Sudah sering terdengar dalam bahasa yang sederhana, sudah benar saja masih disalahkan, apa lagi jika melangkah dalam posisi tidak tepat, sangat mungkin jadi sasaran empuk umpatan dan caci maki.
Hadirnya kabinet banyangan dengan sejumlah menteri lama dan menteri muka baru -- seperti ditayangkan di layar kaca - dalam kabinet kerja jilid dua nanti, boleh jadi dapat memuaskan publik untuk sementara. Namjun, penting diperhatikan dari pengalaman sebelumnya, publik akan marah kalau saja kemudian hari para menteri itu tak punya integritas.

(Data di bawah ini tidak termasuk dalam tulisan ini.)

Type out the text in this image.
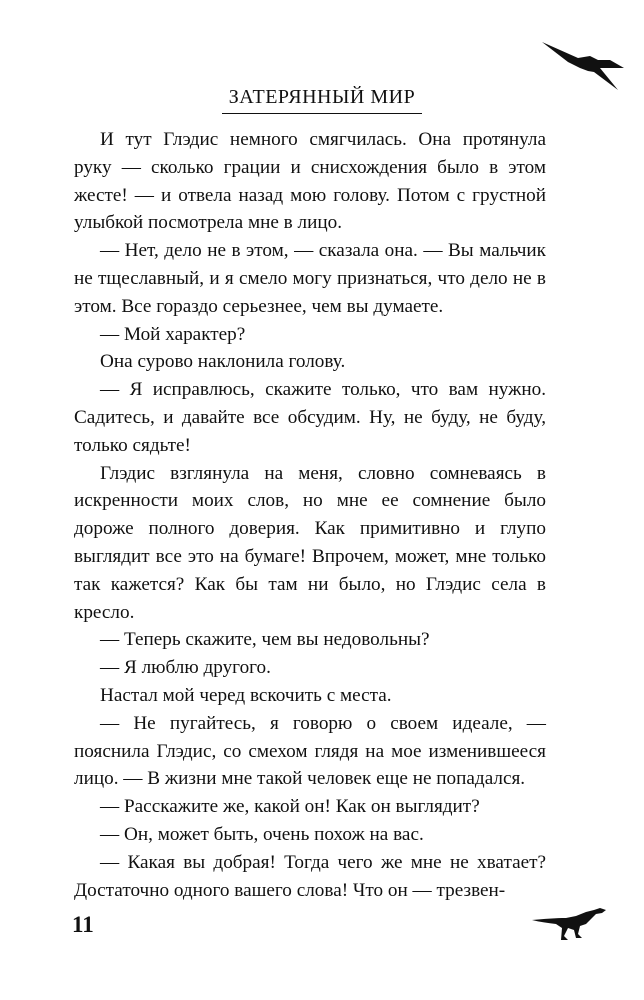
ЗАТЕРЯННЫЙ МИР

И тут Глэдис немного смягчилась. Она протянула руку — сколько грации и снисхождения было в этом жесте! — и отвела назад мою голову. Потом с грустной улыбкой посмотрела мне в лицо.

— Нет, дело не в этом, — сказала она. — Вы мальчик не тщеславный, и я смело могу признаться, что дело не в этом. Все гораздо серьезнее, чем вы думаете.

— Мой характер?

Она сурово наклонила голову.

— Я исправлюсь, скажите только, что вам нужно. Садитесь, и давайте все обсудим. Ну, не буду, не буду, только сядьте!

Глэдис взглянула на меня, словно сомневаясь в искренности моих слов, но мне ее сомнение было дороже полного доверия. Как примитивно и глупо выглядит все это на бумаге! Впрочем, может, мне только так кажется? Как бы там ни было, но Глэдис села в кресло.

— Теперь скажите, чем вы недовольны?

— Я люблю другого.

Настал мой черед вскочить с места.

— Не пугайтесь, я говорю о своем идеале, — пояснила Глэдис, со смехом глядя на мое изменившееся лицо. — В жизни мне такой человек еще не попадался.

— Расскажите же, какой он! Как он выглядит?

— Он, может быть, очень похож на вас.

— Какая вы добрая! Тогда чего же мне не хватает? Достаточно одного вашего слова! Что он — трезвен-

11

Apa lagi menjadikan insitusi kementeriannya sebagai "ladang" untuk mengisi  pundi-pundi pribadi dan kelompok. Tentu saja itu tak sejalan dengan semangat pemberantasan korupsi. Karenanya, Komisi Pemberantasan Korupsi (KPK) jauh hari selalu mengingatkan, jangan bermain api jika tak ingin nanti kebakaran jenggot.
KPK memang sudah menyadari hal itu. Lembaga antirasuah itu harus tampil ke permukaan. Sebab, praktik korupsi kini makin canggih. Terminologinya pun demikian. Sebutan meminta dolar diubah dengan apel. Demikian juga untuk gratifikasi, jual beli jabatan diubah dengan sebutan uang seserahan.
Pengalaman seorang menteri masuk hotel prodeo sayogianya dapat dijadikan pengingat bahwa koruptor tak ada tempat lagi di negeri ini. Kendati demikian kita masih khawatir bahwa ke depan, bisa juga seserahan dimaknai sebagai uang sesembahan.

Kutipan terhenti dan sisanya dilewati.